Kepler acreditava firmemente no sistema de Copérnico. Contudo, havia uma
dificuldade em relação à órbita de Marte, devido ao fato de Copérnico ter
colocado corretamente o Sol no centro do Sistema Solar, mas ter cometido o erro
de assumir que as órbitas dos planetas eram circulares. Assim, na teoria de
Copérnico ainda faltava a explicar os detalhes do movimento planetário.

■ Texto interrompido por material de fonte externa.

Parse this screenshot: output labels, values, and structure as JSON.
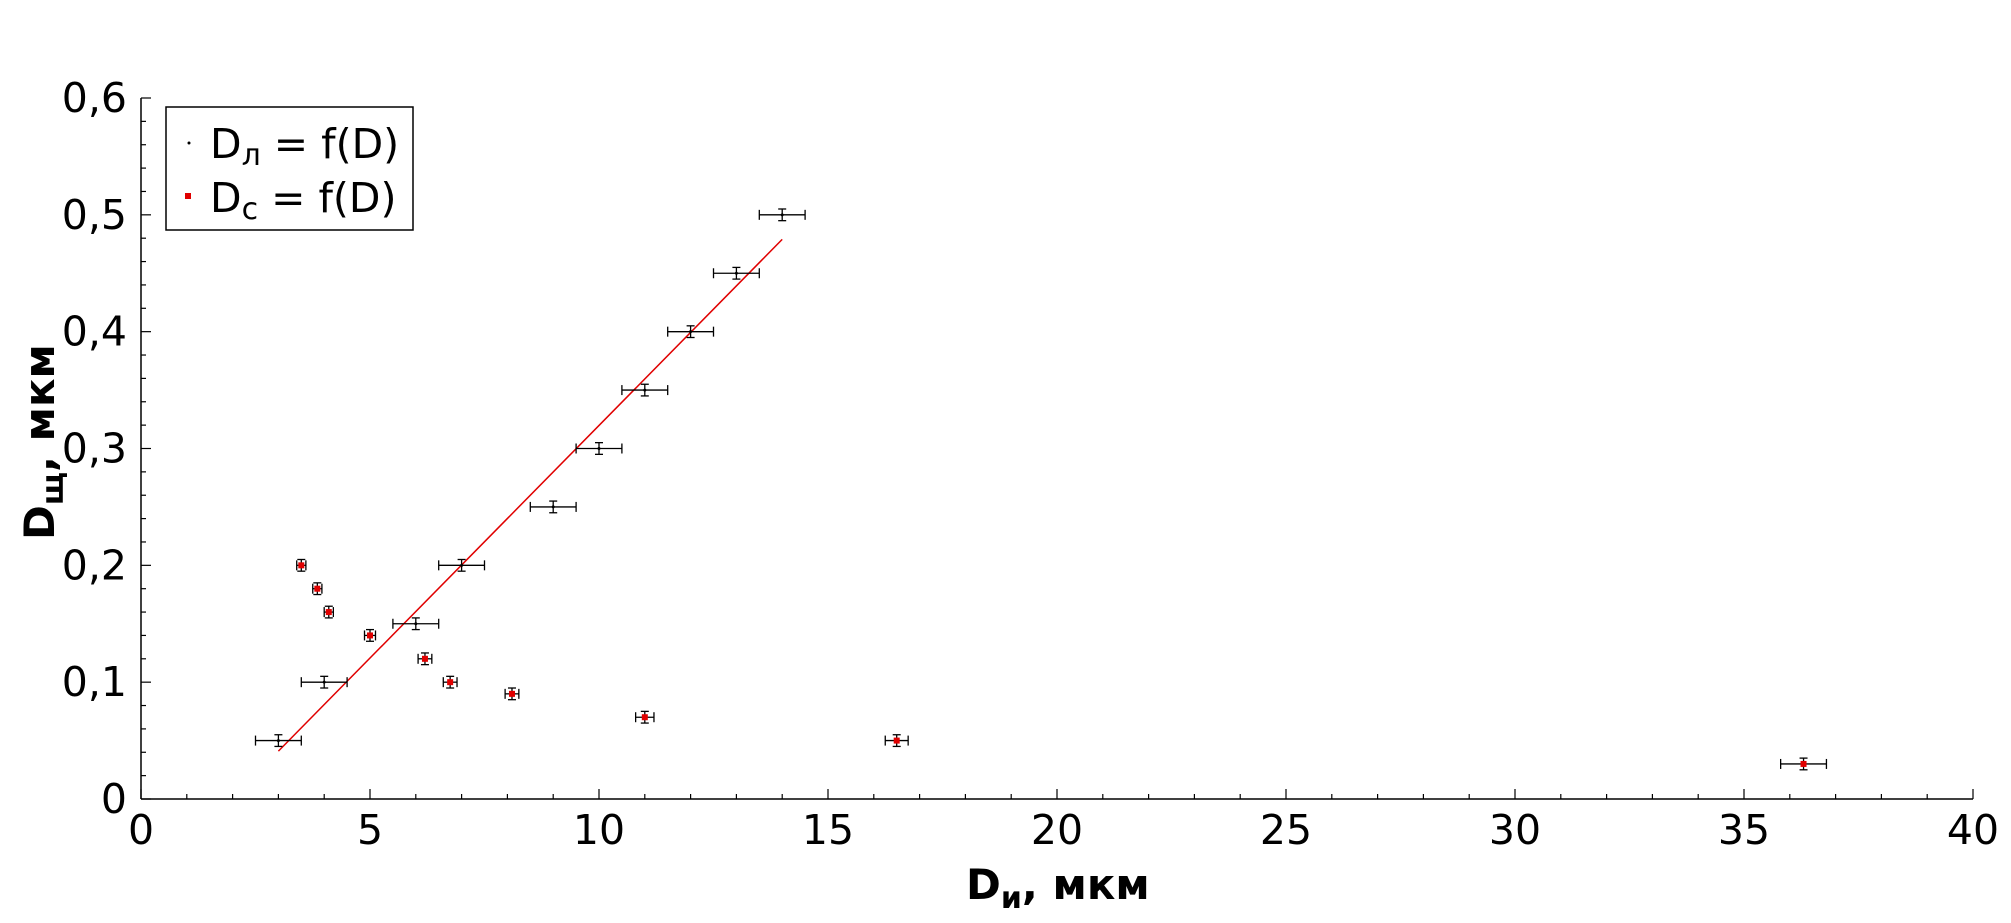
{
  "chart_data": {
    "type": "scatter",
    "xlabel": {
      "main": "D",
      "sub": "и",
      "rest": ", мкм"
    },
    "ylabel": {
      "main": "D",
      "sub": "щ",
      "rest": ", мкм"
    },
    "xlim": [
      0,
      40
    ],
    "ylim": [
      0,
      0.6
    ],
    "x_ticks": [
      0,
      5,
      10,
      15,
      20,
      25,
      30,
      35,
      40
    ],
    "x_tick_labels": [
      "0",
      "5",
      "10",
      "15",
      "20",
      "25",
      "30",
      "35",
      "40"
    ],
    "y_ticks": [
      0,
      0.1,
      0.2,
      0.3,
      0.4,
      0.5,
      0.6
    ],
    "y_tick_labels": [
      "0",
      "0,1",
      "0,2",
      "0,3",
      "0,4",
      "0,5",
      "0,6"
    ],
    "grid": false,
    "legend_position": "top-left",
    "series": [
      {
        "name": "Dл = f(D)",
        "legend": {
          "main": "D",
          "sub": "л",
          "rest": " = f(D)"
        },
        "color": "#000000",
        "points": [
          {
            "x": 3.0,
            "y": 0.05,
            "xerr": 0.5,
            "yerr": 0.005
          },
          {
            "x": 4.0,
            "y": 0.1,
            "xerr": 0.5,
            "yerr": 0.005
          },
          {
            "x": 6.0,
            "y": 0.15,
            "xerr": 0.5,
            "yerr": 0.005
          },
          {
            "x": 7.0,
            "y": 0.2,
            "xerr": 0.5,
            "yerr": 0.005
          },
          {
            "x": 9.0,
            "y": 0.25,
            "xerr": 0.5,
            "yerr": 0.005
          },
          {
            "x": 10.0,
            "y": 0.3,
            "xerr": 0.5,
            "yerr": 0.005
          },
          {
            "x": 11.0,
            "y": 0.35,
            "xerr": 0.5,
            "yerr": 0.005
          },
          {
            "x": 12.0,
            "y": 0.4,
            "xerr": 0.5,
            "yerr": 0.005
          },
          {
            "x": 13.0,
            "y": 0.45,
            "xerr": 0.5,
            "yerr": 0.005
          },
          {
            "x": 14.0,
            "y": 0.5,
            "xerr": 0.5,
            "yerr": 0.005
          }
        ]
      },
      {
        "name": "Dc = f(D)",
        "legend": {
          "main": "D",
          "sub": "c",
          "rest": " = f(D)"
        },
        "color": "#e00000",
        "points": [
          {
            "x": 3.5,
            "y": 0.2,
            "xerr": 0.1,
            "yerr": 0.005
          },
          {
            "x": 3.85,
            "y": 0.18,
            "xerr": 0.1,
            "yerr": 0.005
          },
          {
            "x": 4.1,
            "y": 0.16,
            "xerr": 0.1,
            "yerr": 0.005
          },
          {
            "x": 5.0,
            "y": 0.14,
            "xerr": 0.12,
            "yerr": 0.005
          },
          {
            "x": 6.2,
            "y": 0.12,
            "xerr": 0.15,
            "yerr": 0.005
          },
          {
            "x": 6.75,
            "y": 0.1,
            "xerr": 0.15,
            "yerr": 0.005
          },
          {
            "x": 8.1,
            "y": 0.09,
            "xerr": 0.15,
            "yerr": 0.005
          },
          {
            "x": 11.0,
            "y": 0.07,
            "xerr": 0.2,
            "yerr": 0.005
          },
          {
            "x": 16.5,
            "y": 0.05,
            "xerr": 0.25,
            "yerr": 0.005
          },
          {
            "x": 36.3,
            "y": 0.03,
            "xerr": 0.5,
            "yerr": 0.005
          }
        ]
      }
    ],
    "fit_line": {
      "color": "#e00000",
      "x": [
        3.0,
        14.0
      ],
      "y": [
        0.041,
        0.479
      ]
    }
  }
}
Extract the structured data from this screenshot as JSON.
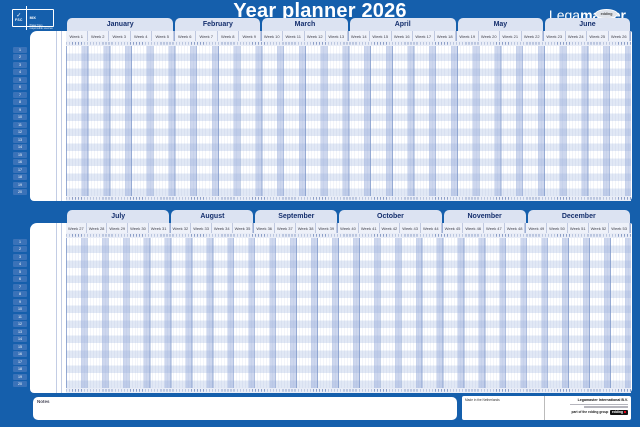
{
  "title": "Year planner 2026",
  "brand": {
    "name_light": "Lega",
    "name_bold": "master",
    "badge": "edding"
  },
  "fsc": {
    "mark": "✓",
    "code": "FSC",
    "mix": "MIX",
    "line": "Paper from responsible sources"
  },
  "notes_label": "Notes",
  "footer": {
    "made_in": "Made in the Netherlands",
    "company": "Legamaster International B.V.",
    "group_text": "part of the edding group",
    "group_brand": "edding"
  },
  "panels": [
    {
      "name": "first-half",
      "row_numbers": [
        1,
        2,
        3,
        4,
        5,
        6,
        7,
        8,
        9,
        10,
        11,
        12,
        13,
        14,
        15,
        16,
        17,
        18,
        19,
        20
      ],
      "months": [
        {
          "name": "January",
          "weeks": [
            "Week 1",
            "Week 2",
            "Week 3",
            "Week 4",
            "Week 5"
          ]
        },
        {
          "name": "February",
          "weeks": [
            "Week 6",
            "Week 7",
            "Week 8",
            "Week 9"
          ]
        },
        {
          "name": "March",
          "weeks": [
            "Week 10",
            "Week 11",
            "Week 12",
            "Week 13"
          ]
        },
        {
          "name": "April",
          "weeks": [
            "Week 14",
            "Week 15",
            "Week 16",
            "Week 17",
            "Week 18"
          ]
        },
        {
          "name": "May",
          "weeks": [
            "Week 19",
            "Week 20",
            "Week 21",
            "Week 22"
          ]
        },
        {
          "name": "June",
          "weeks": [
            "Week 23",
            "Week 24",
            "Week 25",
            "Week 26"
          ]
        }
      ]
    },
    {
      "name": "second-half",
      "row_numbers": [
        1,
        2,
        3,
        4,
        5,
        6,
        7,
        8,
        9,
        10,
        11,
        12,
        13,
        14,
        15,
        16,
        17,
        18,
        19,
        20
      ],
      "months": [
        {
          "name": "July",
          "weeks": [
            "Week 27",
            "Week 28",
            "Week 29",
            "Week 30",
            "Week 31"
          ]
        },
        {
          "name": "August",
          "weeks": [
            "Week 32",
            "Week 33",
            "Week 34",
            "Week 35"
          ]
        },
        {
          "name": "September",
          "weeks": [
            "Week 36",
            "Week 37",
            "Week 38",
            "Week 39"
          ]
        },
        {
          "name": "October",
          "weeks": [
            "Week 40",
            "Week 41",
            "Week 42",
            "Week 43",
            "Week 44"
          ]
        },
        {
          "name": "November",
          "weeks": [
            "Week 45",
            "Week 46",
            "Week 47",
            "Week 48"
          ]
        },
        {
          "name": "December",
          "weeks": [
            "Week 49",
            "Week 50",
            "Week 51",
            "Week 52",
            "Week 53"
          ]
        }
      ]
    }
  ]
}
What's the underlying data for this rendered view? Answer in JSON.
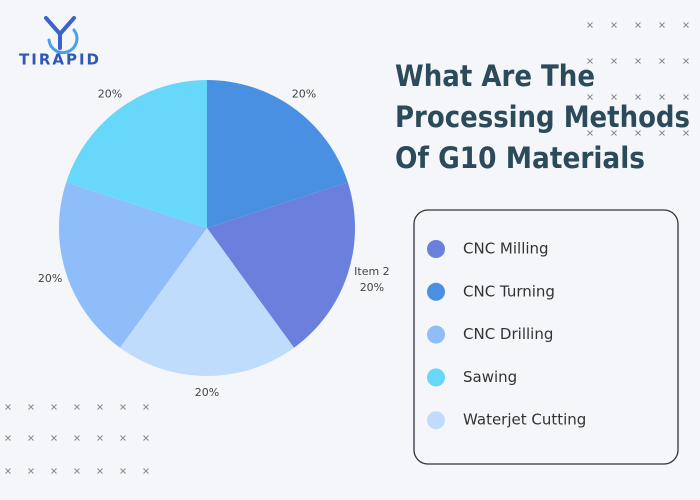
{
  "logo": "TIRAPID",
  "chart_data": {
    "type": "pie",
    "title": [
      "What Are The",
      "Processing Methods",
      "Of G10 Materials"
    ],
    "categories": [
      null,
      "Item 2",
      null,
      null,
      null
    ],
    "values": [
      20,
      20,
      20,
      20,
      20
    ],
    "value_labels": [
      "20%",
      "20%",
      "20%",
      "20%",
      "20%"
    ],
    "colors": [
      "#4a90e2",
      "#6b7fdc",
      "#bfdcfd",
      "#8fbdf9",
      "#67d8fa"
    ],
    "legend": [
      {
        "name": "CNC Milling",
        "color": "#6b7fdc"
      },
      {
        "name": "CNC Turning",
        "color": "#4a90e2"
      },
      {
        "name": "CNC Drilling",
        "color": "#8fbdf9"
      },
      {
        "name": "Sawing",
        "color": "#67d8fa"
      },
      {
        "name": "Waterjet Cutting",
        "color": "#bfdcfd"
      }
    ]
  }
}
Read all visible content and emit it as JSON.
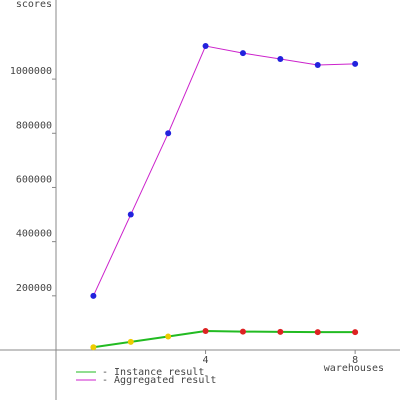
{
  "chart_data": {
    "type": "line",
    "ylabel": "scores",
    "xlabel": "warehouses",
    "xlim": [
      0,
      9.2
    ],
    "ylim": [
      0,
      1292000
    ],
    "xticks": [
      4,
      8
    ],
    "yticks": [
      200000,
      400000,
      600000,
      800000,
      1000000
    ],
    "series": [
      {
        "name": "- Instance result",
        "color": "#22bb22",
        "x": [
          1,
          2,
          3,
          4,
          5,
          6,
          7,
          8
        ],
        "values": [
          10000,
          30000,
          50000,
          70000,
          68000,
          67000,
          66000,
          66000
        ],
        "point_colors": [
          "#eecc00",
          "#eecc00",
          "#eecc00",
          "#dd2222",
          "#dd2222",
          "#dd2222",
          "#dd2222",
          "#dd2222"
        ]
      },
      {
        "name": "- Aggregated result",
        "color": "#cc22cc",
        "x": [
          1,
          2,
          3,
          4,
          5,
          6,
          7,
          8
        ],
        "values": [
          200000,
          500000,
          800000,
          1122000,
          1096000,
          1074000,
          1052000,
          1056000
        ],
        "point_colors": [
          "#2222dd",
          "#2222dd",
          "#2222dd",
          "#2222dd",
          "#2222dd",
          "#2222dd",
          "#2222dd",
          "#2222dd"
        ]
      }
    ]
  }
}
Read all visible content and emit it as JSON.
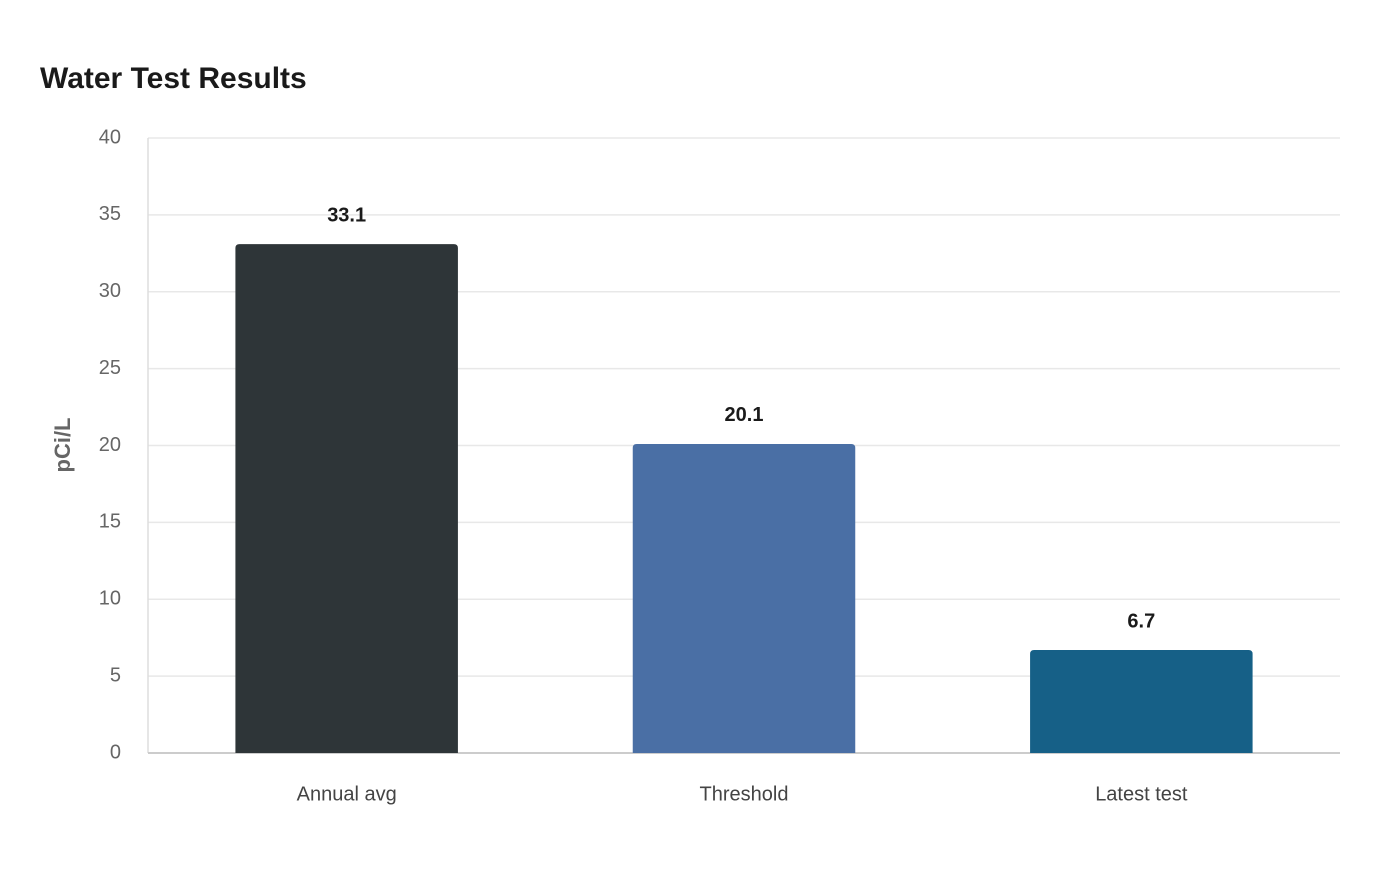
{
  "chart_data": {
    "type": "bar",
    "title": "Water Test Results",
    "y_label": "pCi/L",
    "categories": [
      "Annual avg",
      "Threshold",
      "Latest test"
    ],
    "values": [
      33.1,
      20.1,
      6.7
    ],
    "colors": [
      "#2e3538",
      "#4a6fa5",
      "#166087"
    ],
    "ylim": [
      0,
      40
    ],
    "yticks": [
      0,
      5,
      10,
      15,
      20,
      25,
      30,
      35,
      40
    ],
    "grid": true
  }
}
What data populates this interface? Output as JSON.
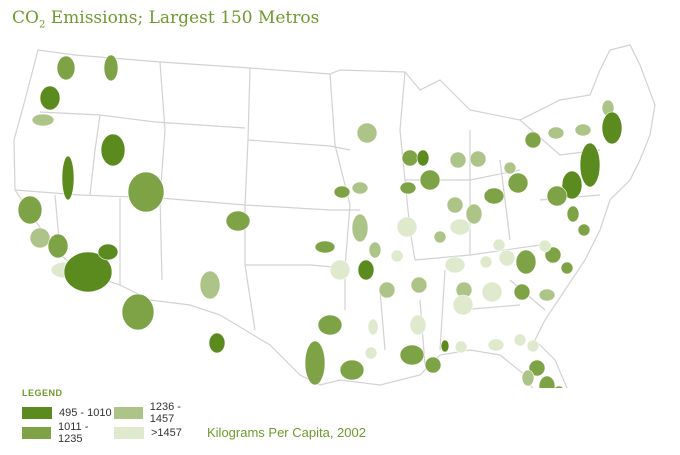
{
  "title": {
    "main": "CO",
    "sub": "2",
    "rest": " Emissions; Largest 150 Metros"
  },
  "legend": {
    "title": "LEGEND",
    "items": [
      {
        "label": "495 - 1010",
        "color": "#5b8a1f"
      },
      {
        "label": "1236 - 1457",
        "color": "#adc489"
      },
      {
        "label": "1011 - 1235",
        "color": "#7ea346"
      },
      {
        "label": ">1457",
        "color": "#dfe9cd"
      }
    ]
  },
  "unit_label": "Kilograms Per Capita, 2002",
  "colors": {
    "border": "#d2d2d2",
    "land": "#ffffff"
  }
}
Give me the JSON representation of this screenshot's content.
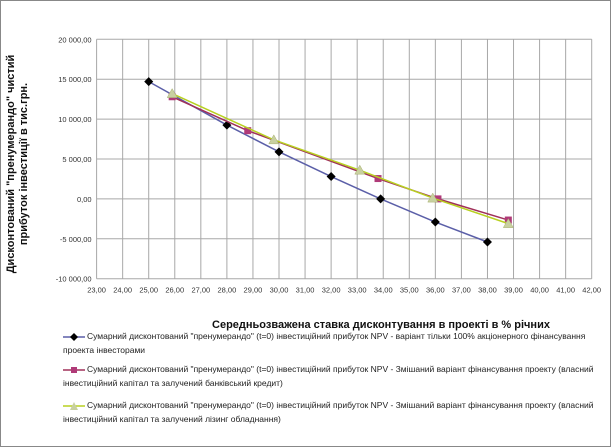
{
  "chart_data": {
    "type": "line",
    "ylabel": "Дисконтований \"пренумерандо\" чистий прибуток інвестиції в тис.грн.",
    "xlabel": "Середньозважена ставка дисконтування в проекті в % річних",
    "xlim": [
      23,
      42
    ],
    "ylim": [
      -10000,
      20000
    ],
    "xticks": [
      "23,00",
      "24,00",
      "25,00",
      "26,00",
      "27,00",
      "28,00",
      "29,00",
      "30,00",
      "31,00",
      "32,00",
      "33,00",
      "34,00",
      "35,00",
      "36,00",
      "37,00",
      "38,00",
      "39,00",
      "40,00",
      "41,00",
      "42,00"
    ],
    "yticks": [
      "-10 000,00",
      "-5 000,00",
      "0,00",
      "5 000,00",
      "10 000,00",
      "15 000,00",
      "20 000,00"
    ],
    "grid": true,
    "legend_position": "bottom",
    "series": [
      {
        "name": "Сумарний дисконтований \"пренумерандо\" (t=0) інвестиційний прибуток NPV  - варіант тільки 100% акціонерного фінансування проекта інвесторами",
        "color": "#5b5fa8",
        "marker": "diamond",
        "marker_color": "#000000",
        "x": [
          25,
          28,
          30,
          32,
          33.9,
          36,
          38
        ],
        "y": [
          14700,
          9250,
          5900,
          2800,
          0,
          -2900,
          -5400
        ]
      },
      {
        "name": "Сумарний дисконтований \"пренумерандо\" (t=0) інвестиційний прибуток NPV  - Змішаний варіант фінансування проекту (власний інвестиційний капітал та залучений банківський кредит)",
        "color": "#a0305a",
        "marker": "square",
        "marker_color": "#b03a78",
        "x": [
          25.9,
          28.8,
          33.8,
          36.1,
          38.8
        ],
        "y": [
          12800,
          8550,
          2550,
          0,
          -2650
        ]
      },
      {
        "name": "Сумарний дисконтований \"пренумерандо\" (t=0) інвестиційний прибуток NPV  - Змішаний варіант фінансування проекту (власний інвестиційний капітал та залучений лізинг обладнання)",
        "color": "#b8d020",
        "marker": "triangle",
        "marker_color": "#c8d0a0",
        "x": [
          25.9,
          29.8,
          33.1,
          35.9,
          38.8
        ],
        "y": [
          13200,
          7400,
          3600,
          100,
          -3100
        ]
      }
    ]
  }
}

Coube a Kepler o papel de fornecer a peça final do quebra-cabeça: após
uma longa luta, em que ele tentou sem sucesso evitar a sua eventual conclusão,
Kepler foi finalmente forçado à percepção de que as órbitas dos planetas não
eram círculos, assim como exigido por Aristóteles, mas eram os "círculos
achatados" que os geômetras chamavam de elipses. As dificuldades com a
órbita de Marte derivam precisamente do fato de que a órbita de Marte é a mais
elíptica dos planetas estudados. Os
dados colhidos Brahe, cuidadosamente tabelados, constituíram a base do trabalho
que foi desenvolvido, após sua morte, por Kepler. O trabalho de Kepler teve
êxito, tendo descoberto as três leis do movimento dos planetas.
Primeira lei:
Um planeta se move descrevendo uma órbita elíptica tendo o Sol como um
dos focos.
Segunda lei:
A linha que liga o Sol ao planeta varre áreas iguais em intervalos de
tempo iguais.
Terceira lei:
É constante para todos os planetas a razão entre o tempo (T) que o
planeta leva para dar uma volta completa em torno do Sol elevado ao quadrado e
o raio médio (r) de sua órbita elevado ao cubo.
T2/r3 = constante. As leis de Kepler aplicam-se a quaisquer corpos que
gravitem em órbita de uma grande massa central.
Por isso, elas são aplicáveis não apenas ao nosso Sistema Solar, como
também a outros sistemas do Universo. Elas podem ser também ser aplicadas, por
exemplo, para um satélite que gravite em órbita de um planeta qualquer.